Goya en Burdeos

Goya en Burdeos no es exactamente una película. Es, más bien, una sucesión de pinturas animadas, un belén viviente que muta los vestidos y los decorados mientras el maestro aragonés, en su exilio francés, nostálgico y enfermo, recuerda sus andanzas en la Villa y Corte de Madrid, las pictóricas, y las sexuales, sobre todo.
Las tres o cuatro veces que uno se ha animado a entrar en el Museo del Prado, sacrificando el tiempo del fútbol o de las compras que había programado en los Madriles, acaba deambulando por los pasillos marmóreos sin saber muy bien dónde fijar la mirada. ¿Cuáles, entre la infinitud de los cuadros allí expuestos, españoles y flamencos, florentinos y venecianos, merecen realmente el privilegio de una parada, de una observación, de una reflexión artística nacida de la ignorancia supina? ¿El cuadro de la izquierda, quizá? ¿El de la derecha? ¿El del próximo salón? Imposible saberlo. Uno quiere sacrificar  tres o cuatro horas en la excursión pictórica, y ya en el primer envite termina arrepentido, mareado, asqueado de su bárbaro desconocimiento sobre el noble arte del pincel.

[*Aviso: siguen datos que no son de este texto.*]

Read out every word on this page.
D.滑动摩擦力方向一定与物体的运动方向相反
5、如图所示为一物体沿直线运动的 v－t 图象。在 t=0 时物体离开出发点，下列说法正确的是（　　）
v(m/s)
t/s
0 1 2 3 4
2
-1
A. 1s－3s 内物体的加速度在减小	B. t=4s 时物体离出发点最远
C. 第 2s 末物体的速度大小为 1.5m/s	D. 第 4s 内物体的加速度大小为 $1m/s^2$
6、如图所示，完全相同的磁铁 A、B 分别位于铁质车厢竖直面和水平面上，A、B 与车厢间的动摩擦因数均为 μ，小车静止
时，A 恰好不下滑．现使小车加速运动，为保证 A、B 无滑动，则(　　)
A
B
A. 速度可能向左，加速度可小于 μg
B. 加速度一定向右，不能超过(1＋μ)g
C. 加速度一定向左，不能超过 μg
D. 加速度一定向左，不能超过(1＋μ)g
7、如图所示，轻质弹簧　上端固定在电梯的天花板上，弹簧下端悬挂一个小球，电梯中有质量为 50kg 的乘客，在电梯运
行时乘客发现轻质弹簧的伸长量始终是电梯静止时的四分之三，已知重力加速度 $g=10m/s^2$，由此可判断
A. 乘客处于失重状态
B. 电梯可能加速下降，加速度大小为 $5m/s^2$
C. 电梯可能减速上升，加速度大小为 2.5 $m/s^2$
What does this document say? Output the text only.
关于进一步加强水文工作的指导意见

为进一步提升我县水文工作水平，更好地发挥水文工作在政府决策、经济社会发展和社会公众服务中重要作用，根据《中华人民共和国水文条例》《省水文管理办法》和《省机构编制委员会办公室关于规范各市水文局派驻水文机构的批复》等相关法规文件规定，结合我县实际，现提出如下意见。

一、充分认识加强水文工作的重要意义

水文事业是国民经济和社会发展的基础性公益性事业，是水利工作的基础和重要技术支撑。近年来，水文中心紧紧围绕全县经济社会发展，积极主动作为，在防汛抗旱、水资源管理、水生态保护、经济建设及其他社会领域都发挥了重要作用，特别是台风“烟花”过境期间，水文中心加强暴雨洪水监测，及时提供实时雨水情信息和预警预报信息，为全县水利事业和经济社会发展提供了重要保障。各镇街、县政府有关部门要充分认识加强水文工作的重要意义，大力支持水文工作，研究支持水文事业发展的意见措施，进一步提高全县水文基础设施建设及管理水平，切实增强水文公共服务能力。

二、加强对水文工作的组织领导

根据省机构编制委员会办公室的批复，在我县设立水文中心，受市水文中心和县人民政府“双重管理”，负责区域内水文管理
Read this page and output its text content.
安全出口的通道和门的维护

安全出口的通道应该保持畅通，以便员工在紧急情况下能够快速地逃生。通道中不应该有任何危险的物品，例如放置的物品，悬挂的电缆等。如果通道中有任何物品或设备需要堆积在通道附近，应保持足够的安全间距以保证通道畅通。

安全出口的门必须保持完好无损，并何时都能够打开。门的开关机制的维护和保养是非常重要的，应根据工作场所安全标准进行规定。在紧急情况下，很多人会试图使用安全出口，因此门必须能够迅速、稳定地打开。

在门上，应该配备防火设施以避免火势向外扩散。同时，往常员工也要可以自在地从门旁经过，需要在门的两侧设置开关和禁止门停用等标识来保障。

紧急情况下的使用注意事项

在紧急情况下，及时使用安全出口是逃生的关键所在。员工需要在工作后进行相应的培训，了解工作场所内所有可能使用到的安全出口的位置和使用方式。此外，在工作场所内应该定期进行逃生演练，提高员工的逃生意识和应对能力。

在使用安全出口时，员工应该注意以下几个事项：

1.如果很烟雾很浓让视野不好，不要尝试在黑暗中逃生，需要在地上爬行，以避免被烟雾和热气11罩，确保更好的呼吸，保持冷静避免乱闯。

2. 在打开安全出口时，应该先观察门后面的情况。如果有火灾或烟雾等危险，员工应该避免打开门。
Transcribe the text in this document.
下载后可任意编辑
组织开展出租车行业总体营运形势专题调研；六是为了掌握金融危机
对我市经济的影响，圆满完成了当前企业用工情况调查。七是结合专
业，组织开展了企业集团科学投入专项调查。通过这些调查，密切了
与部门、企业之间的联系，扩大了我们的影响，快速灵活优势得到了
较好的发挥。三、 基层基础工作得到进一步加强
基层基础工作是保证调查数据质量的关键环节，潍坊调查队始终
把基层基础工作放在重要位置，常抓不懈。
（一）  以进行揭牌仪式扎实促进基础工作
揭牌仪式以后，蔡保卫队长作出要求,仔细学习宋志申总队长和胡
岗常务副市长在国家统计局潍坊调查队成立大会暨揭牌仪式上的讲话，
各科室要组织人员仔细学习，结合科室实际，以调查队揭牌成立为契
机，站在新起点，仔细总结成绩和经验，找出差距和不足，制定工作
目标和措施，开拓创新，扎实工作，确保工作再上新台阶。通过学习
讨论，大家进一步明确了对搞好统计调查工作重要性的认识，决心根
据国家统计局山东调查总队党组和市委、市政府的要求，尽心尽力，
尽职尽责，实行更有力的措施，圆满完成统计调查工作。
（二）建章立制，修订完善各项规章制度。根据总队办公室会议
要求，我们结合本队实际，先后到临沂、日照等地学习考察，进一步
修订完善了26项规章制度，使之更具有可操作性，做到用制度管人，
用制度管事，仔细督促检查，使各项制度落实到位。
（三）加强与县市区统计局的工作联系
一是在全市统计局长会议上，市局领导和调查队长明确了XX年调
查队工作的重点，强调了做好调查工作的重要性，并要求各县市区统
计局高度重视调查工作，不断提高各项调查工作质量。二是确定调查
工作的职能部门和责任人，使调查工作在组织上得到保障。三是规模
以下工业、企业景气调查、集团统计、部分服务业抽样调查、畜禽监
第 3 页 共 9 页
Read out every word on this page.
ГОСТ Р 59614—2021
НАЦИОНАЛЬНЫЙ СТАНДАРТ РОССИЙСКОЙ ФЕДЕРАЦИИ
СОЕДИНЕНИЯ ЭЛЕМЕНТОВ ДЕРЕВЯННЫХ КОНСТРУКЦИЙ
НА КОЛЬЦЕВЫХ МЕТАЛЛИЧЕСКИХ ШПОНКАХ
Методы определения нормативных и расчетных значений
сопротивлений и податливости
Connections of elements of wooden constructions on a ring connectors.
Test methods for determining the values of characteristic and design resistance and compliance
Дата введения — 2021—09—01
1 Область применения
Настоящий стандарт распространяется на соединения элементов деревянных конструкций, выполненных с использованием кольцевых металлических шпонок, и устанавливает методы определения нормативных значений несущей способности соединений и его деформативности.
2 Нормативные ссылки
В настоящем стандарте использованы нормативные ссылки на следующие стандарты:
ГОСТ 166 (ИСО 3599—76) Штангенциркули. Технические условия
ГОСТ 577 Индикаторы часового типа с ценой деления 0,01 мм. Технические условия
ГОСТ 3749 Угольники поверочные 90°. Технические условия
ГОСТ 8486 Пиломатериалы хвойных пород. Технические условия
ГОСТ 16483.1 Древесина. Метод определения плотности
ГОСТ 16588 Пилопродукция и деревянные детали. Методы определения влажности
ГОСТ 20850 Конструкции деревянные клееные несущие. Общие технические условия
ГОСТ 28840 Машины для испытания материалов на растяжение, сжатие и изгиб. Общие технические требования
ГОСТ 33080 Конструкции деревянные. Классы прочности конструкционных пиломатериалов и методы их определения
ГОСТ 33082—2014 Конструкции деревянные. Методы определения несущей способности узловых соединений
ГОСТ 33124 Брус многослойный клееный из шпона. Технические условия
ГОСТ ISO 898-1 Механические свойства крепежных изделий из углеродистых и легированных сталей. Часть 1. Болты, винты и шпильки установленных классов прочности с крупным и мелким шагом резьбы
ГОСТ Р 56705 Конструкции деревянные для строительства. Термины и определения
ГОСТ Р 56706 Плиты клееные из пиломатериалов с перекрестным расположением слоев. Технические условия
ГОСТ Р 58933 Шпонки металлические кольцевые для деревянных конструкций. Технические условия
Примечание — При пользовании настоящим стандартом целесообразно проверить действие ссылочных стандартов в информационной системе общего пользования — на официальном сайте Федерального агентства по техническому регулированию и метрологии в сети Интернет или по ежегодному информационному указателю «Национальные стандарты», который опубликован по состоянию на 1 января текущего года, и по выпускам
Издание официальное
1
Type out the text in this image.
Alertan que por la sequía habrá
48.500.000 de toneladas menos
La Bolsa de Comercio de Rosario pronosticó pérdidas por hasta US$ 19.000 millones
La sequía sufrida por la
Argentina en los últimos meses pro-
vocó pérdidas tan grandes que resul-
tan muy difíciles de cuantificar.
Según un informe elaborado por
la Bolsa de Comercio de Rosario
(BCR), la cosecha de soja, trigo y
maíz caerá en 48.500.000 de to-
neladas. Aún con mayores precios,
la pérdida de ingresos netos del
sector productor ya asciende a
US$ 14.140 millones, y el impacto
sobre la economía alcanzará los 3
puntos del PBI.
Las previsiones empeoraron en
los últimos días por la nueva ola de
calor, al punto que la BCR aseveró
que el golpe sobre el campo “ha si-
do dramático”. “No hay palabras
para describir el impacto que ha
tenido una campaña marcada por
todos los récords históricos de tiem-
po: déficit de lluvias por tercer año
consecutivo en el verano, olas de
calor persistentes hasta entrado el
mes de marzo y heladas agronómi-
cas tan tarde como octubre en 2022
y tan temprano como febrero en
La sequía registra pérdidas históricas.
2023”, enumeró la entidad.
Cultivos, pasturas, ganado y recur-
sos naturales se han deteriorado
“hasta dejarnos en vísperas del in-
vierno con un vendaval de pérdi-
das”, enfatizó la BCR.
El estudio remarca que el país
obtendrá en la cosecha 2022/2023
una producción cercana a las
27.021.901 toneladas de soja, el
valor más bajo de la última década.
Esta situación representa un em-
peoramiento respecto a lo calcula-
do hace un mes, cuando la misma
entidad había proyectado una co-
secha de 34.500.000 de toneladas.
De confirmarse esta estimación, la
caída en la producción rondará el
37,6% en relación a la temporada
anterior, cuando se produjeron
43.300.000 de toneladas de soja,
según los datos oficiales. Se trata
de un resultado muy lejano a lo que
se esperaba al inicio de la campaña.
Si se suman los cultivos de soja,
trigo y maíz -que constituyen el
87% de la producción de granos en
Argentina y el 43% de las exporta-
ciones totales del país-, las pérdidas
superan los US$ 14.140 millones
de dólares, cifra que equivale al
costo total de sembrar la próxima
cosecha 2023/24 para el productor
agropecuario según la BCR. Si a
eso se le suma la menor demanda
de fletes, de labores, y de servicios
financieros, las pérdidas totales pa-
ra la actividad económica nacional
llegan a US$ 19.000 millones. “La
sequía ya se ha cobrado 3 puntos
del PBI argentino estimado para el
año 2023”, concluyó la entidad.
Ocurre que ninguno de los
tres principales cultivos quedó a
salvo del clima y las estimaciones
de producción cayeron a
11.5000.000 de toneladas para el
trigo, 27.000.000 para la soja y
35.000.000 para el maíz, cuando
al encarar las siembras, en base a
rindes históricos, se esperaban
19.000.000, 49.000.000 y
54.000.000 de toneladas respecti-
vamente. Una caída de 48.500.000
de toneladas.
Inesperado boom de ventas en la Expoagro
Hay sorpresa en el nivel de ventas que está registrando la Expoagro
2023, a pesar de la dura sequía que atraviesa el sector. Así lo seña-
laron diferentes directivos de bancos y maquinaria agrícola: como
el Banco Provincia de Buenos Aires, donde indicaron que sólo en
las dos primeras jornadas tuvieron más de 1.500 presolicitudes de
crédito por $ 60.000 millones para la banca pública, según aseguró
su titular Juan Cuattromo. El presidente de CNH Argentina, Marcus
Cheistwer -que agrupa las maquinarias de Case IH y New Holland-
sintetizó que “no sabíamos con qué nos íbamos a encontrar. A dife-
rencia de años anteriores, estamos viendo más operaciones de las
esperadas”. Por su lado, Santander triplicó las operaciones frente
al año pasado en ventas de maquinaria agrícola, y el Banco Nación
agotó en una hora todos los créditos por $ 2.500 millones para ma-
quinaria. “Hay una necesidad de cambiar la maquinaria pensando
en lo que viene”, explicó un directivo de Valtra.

Así que al final, siguiendo los pasos de los turistas japoneses, acabo, indefectiblemente, delante de Las Meninas, porque es un cuadro llamativo que tiene además como un enigma en su composición, y en La rendición de Breda, que uno recuerda de los textos del colegio, aunque allí los curas lo llamaban Las Lanzas, en patriótica belicosidad de los tiempos pretéritos. Velázquez es una apuesta segura, desde luego, pero sus salas siempre están llenas de gente que le niegan a uno el sosiego y la reflexión. Es por eso que siempre termino refugiándome en los salones menos transitados de Goya, donde cuelgan los retratos inmortales de la estulticia borbónica, y del atavismo salvaje de la españolidad incorregible.



            Sus pinturas, sin entenderlas en sentido estricto, me producen emociones que considero muy genuinas, nada snobs. No son sentimientos que yo invente para presumir de cultura ante las amistades, ni para captar la atención de alguna hembra impresionable que ronde las cercanías. Nada sé de los óleos, del cromatismo, de la captura matizada de la luz. Nada recuerdo de la composición áurea que organizaba en fórmula matemática los elementos pictóricos de las obras maestras. Contemplo los cuadros de Goya como escucho la música de Beethoven: alelado ante el misterio de un arte que me trastorna y me supera.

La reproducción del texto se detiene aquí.